In any knowledge application domain such as urban digital twin modeling, climate monitoring, agricultural production prediction, or environmental impact assessment, a key challenge is to develop a shared data infrastructure that integrates remote sensing data with IoT and reporting data to support critical decisions and actions. Of particular interest in this context is the role of scale. How can observations from the small-scale satellite realm be transferred to larger scales, such as those required when considering cities or parts of them? This session will analyze challenges with integrating remote sensing and in-situ data that is collected at different scales to support applications at other specific scales.. It will investigate aspects such as transferability of results from one location to another, Analysis Ready Data and Decision Ready Information products that result from IoT-based in-situ measurements and remote sensing data, and the general production of knowledge from multi-sensor data fusion. The session will investigate to which extent it is possible to form a “single information space” in a remote sensing and in-situ data realm that is heterogeneous in space, time, and observed phenomena.

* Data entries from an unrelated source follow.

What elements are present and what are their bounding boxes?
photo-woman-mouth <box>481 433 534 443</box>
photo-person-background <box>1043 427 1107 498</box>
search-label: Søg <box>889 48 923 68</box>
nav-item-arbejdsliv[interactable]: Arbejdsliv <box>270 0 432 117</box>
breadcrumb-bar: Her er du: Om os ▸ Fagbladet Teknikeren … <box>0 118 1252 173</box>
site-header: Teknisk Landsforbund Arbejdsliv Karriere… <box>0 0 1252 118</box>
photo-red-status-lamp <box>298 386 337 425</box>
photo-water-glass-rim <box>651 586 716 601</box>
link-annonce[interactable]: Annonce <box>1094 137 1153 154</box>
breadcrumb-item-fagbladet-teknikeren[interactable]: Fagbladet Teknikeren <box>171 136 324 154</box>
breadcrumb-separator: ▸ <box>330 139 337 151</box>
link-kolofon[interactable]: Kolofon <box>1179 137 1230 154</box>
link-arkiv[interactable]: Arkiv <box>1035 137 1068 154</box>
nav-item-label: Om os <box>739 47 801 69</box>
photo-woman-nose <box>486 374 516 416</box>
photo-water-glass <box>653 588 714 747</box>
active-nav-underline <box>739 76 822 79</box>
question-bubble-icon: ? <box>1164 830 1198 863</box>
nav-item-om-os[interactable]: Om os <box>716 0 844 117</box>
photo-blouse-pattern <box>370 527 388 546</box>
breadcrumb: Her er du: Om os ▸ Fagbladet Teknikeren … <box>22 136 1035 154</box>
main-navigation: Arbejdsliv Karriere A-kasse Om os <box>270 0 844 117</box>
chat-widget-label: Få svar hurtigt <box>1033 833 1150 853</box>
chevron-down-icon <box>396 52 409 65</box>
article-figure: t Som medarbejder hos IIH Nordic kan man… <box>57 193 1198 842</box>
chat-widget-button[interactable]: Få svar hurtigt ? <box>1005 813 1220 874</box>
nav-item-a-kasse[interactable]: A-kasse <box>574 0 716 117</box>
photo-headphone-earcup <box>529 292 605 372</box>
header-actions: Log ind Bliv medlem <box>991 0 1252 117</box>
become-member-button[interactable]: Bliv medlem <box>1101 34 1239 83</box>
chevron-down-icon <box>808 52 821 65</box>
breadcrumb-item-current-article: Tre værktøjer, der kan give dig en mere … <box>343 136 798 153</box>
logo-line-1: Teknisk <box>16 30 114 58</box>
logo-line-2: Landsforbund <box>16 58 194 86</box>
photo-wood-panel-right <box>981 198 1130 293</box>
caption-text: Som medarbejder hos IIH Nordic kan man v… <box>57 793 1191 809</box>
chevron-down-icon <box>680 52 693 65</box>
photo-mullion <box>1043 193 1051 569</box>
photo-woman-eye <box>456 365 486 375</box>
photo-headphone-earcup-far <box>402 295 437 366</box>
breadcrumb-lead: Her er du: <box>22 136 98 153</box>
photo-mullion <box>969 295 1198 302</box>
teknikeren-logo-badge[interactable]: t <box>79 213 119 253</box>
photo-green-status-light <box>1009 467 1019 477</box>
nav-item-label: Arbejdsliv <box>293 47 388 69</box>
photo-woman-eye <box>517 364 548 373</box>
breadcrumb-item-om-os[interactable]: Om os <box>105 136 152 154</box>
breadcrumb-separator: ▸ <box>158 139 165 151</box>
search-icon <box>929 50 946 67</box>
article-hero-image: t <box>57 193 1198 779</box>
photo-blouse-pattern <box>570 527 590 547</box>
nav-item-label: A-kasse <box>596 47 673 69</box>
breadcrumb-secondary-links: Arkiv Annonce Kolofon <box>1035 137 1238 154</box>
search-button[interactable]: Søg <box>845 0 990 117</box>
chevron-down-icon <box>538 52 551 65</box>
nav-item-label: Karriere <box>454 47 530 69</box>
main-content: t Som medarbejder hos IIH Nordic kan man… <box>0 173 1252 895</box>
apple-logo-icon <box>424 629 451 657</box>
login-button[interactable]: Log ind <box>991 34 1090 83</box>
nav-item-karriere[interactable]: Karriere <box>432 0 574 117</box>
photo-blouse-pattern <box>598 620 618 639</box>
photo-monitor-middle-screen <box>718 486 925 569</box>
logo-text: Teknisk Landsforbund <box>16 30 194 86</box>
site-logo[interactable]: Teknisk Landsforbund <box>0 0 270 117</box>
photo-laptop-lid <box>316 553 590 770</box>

The role of remote sensing for understanding greenhouse emissions, global stocktake, and air pollution

Remote sensing plays an important role in understanding the state of the atmosphere. Satellite data often form the basis for assessing greenhouse gas and other emissions and air pollutants. This session will discuss current issues in global and regional atmospheric assessment. Ways in which the integration of remote-sensed and in situ data, data generated by AI processes, and simulation data can improve atmospheric state assessment will be highlighted. This area has gained new momentum, not least with the global stocktake resulting from the Paris Agreement on global climate targets. Air pollution measurements have direct consequences in many aspects of our daily lives, whether through traffic restrictions or the planning of new infrastructure projects.

Towards standards for data products: Analysis Ready Data, Decision Ready Information, and Geodata Cubes

The concept of Analysis Ready Data (ARD) was initially developed by CEOS, the Committee on Earth Observation Satellites, an international interagency member organization coordinating civilian satellite remote sensing activities. CEOS has developed its own definition, CEOS ARD. CEOS ARD are satellite data that have been processed to a minimum set of quality and compatibility requirements, then published in a form that maximizes interoperability between datasets collected at different times or on different platforms. The goal is to facilitate data analysis and exploitation with the least user “data wrangling”. CEOS has developed a number of ARD product family specifications and has set up an ARD Oversight Group to manage the development of CEOS ARD specifications. CEOS, not being a standardization organization, has also realized the importance of transitioning ARD specifications to formal status via international standard bodies such as OGC and ISO. Both of these organizations are currently collaborating with CEOS in working towards coordinated, internationally recognized ARD standards suites that can be incorporated into governmental and organizational procurements and conformance processes.

ARD standards are just one aspect of making remote sensing data more FAIR (Findable, Accessible, Interoperable, Reusable). Other aspects include recipes and workflows for Decision Ready Information (ARD integrated and processed to support the needs of a particular application domain), and organization of large dataset collections into geo datacubes, i.e., information models that index heterogeneous source data within a common set of orthogonal dimensional axes.

This session will explore the role and latest achievements of standardization in these contexts. It will provide a platform to discuss the way forward within and across multiple standardization bodies with specific standardization strategies and next steps.